C'est tout pour le mieux. L'approche Ubisoft des jeux en monde ouvert résiste à la patience et au rythme nécessaires pour une expérience véritablement immersive ; presque dès les premiers instants de jeu, Takkar, le protagoniste fade, est confronté à une demi-douzaine d'options de mission ou plus. Attendez quelques secondes dans les environnements naturels luxuriants du jeu, et des événements spontanés apparaîtront à proximité, offrant une chance de courir à cent pieds au sud pour accomplir l'un des quelques battements générés aléatoirement pour quelques points d'expérience. C'est une distraction inutile qui devient de plus en plus agaçante avec le temps. Après quelques heures, vous avez vu tout ce que ces événements ont à offrir, et les récompenses pour les avoir terminés ne valent pas la peine de prendre le temps d'autres missions plus intéressantes.



Ce besoin désespéré de remplir le temps du joueur, d'offrir du contenu jusqu'à ce que, au moins en théorie, la quantité de choses à faire rende toute question sur la qualité de ces choses sans importance, n'est pas nouveau. Pourtant, quelque chose dans le contraste entre la vie de l'homme primitif, isolé et luttant pour survivre, et le flot constant d'options auquel Takkar est confronté à chaque tournant, rend la philosophie encore plus erronée que d'habitude. On peut presque entendre les designers chuchoter en arrière-plan, Vous pouvez le faire ! Aimes-tu ça? Que dis-tu de ça? Tu aimes ça, hein. Ou c'est super ! Vous pouvez aussi le faire ! Voir! Par ici! N'es-tu pas amusé? Il faut plus d'efforts qu'il ne devrait pour s'enfoncer dans Oros, le cadre magnifique du jeu; les idées et les lieux sont moins introduits que jetés au hasard contre le mur, l'espoir apparent étant que si plus est lancé, alors plus restera.

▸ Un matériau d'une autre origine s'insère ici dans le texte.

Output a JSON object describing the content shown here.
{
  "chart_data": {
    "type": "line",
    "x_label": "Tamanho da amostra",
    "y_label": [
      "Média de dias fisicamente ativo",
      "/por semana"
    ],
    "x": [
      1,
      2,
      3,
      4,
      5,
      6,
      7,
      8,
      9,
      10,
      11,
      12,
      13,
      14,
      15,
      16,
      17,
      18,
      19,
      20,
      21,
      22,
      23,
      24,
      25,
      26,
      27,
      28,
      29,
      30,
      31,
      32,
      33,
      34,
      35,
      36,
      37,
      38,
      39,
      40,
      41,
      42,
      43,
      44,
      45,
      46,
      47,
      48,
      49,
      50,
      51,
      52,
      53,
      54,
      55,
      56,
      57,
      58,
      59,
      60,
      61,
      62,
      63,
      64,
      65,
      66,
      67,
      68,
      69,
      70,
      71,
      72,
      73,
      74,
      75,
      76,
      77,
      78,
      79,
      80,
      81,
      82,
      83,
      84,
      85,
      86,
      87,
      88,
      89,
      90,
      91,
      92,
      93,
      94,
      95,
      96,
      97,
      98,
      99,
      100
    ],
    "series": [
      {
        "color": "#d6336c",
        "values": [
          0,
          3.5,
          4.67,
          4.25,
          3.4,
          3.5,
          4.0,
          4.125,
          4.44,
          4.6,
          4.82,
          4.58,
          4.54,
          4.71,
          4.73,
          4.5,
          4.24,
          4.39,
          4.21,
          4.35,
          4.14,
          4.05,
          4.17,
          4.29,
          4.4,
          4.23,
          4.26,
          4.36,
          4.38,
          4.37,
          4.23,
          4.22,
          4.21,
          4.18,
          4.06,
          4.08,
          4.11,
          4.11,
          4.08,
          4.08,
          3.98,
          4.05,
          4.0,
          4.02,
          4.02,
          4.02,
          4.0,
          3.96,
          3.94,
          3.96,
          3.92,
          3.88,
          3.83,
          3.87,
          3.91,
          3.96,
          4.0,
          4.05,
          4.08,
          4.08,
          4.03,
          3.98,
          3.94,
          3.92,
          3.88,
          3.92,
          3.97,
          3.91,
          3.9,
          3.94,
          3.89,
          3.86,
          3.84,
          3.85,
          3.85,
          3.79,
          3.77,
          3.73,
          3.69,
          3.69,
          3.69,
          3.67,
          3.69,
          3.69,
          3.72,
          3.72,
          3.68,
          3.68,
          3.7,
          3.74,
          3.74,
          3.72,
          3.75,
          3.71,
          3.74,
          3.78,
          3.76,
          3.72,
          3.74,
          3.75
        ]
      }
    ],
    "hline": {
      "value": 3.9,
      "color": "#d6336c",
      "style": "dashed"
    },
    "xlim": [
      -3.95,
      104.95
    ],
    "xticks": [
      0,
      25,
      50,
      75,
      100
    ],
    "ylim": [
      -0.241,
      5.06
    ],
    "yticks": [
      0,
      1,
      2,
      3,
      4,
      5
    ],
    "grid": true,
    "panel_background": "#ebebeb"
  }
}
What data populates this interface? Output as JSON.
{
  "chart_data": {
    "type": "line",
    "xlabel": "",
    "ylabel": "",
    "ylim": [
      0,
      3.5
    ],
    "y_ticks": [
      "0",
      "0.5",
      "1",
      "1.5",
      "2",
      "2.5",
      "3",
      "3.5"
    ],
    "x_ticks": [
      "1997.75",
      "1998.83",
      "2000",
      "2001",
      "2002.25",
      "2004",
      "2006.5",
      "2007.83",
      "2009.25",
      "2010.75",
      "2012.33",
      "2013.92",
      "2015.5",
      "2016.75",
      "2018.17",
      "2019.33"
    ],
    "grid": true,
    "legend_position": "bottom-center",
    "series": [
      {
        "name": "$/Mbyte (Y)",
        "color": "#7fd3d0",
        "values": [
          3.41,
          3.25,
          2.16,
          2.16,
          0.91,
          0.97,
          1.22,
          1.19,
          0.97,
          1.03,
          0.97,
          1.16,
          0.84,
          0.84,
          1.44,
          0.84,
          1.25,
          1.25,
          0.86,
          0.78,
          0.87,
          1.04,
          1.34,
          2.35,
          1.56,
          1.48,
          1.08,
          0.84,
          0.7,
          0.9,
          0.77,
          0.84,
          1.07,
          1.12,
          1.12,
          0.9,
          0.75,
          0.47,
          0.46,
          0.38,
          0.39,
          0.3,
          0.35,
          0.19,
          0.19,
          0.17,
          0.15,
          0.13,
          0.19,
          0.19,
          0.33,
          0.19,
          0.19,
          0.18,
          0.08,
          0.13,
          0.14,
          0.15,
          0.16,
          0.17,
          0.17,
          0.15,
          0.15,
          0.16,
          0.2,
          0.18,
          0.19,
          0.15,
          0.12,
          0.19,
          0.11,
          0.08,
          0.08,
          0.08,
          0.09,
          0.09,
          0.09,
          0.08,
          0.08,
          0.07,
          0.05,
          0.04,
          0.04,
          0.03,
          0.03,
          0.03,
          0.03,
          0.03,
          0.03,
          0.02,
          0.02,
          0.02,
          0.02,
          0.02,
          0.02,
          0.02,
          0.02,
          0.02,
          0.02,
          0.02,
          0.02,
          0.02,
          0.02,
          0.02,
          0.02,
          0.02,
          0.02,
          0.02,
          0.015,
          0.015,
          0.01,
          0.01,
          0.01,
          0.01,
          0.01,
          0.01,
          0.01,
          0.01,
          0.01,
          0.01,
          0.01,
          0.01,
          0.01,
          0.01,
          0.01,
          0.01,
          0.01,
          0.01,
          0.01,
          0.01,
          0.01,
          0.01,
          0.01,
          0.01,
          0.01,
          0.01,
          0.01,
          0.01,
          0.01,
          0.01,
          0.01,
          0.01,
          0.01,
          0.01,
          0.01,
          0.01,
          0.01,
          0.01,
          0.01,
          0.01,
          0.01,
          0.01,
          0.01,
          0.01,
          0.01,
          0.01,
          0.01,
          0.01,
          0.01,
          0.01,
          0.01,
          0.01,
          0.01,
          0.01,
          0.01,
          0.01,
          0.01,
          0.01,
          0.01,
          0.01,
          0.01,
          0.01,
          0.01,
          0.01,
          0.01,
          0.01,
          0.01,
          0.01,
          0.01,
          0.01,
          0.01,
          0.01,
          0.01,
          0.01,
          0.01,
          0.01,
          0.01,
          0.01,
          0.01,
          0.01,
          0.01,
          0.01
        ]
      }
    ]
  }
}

L'effet ultime de toute cette conception délicate, parfois agaçante et condescendante, est de remettre ironiquement le contrôle entre les mains du joueur. Toute personne souhaitant profiter au maximum de Far Cry Primal (et ça peut être amusant !) va devoir organiser sa propre expérience avec la cruauté d'un éditeur qui se charge de tuer un livre entier rempli de chéris de quelqu'un d'autre. Pourtant, le sentiment persistant de ne jamais en faire assez, de laisser autant de points rouges et orange sur la carte non résolus, ne disparaît jamais, et la pléthore d'options a pour effet malheureux de voler la légère histoire du jeu de ce peu de tension il aurait pu avoir.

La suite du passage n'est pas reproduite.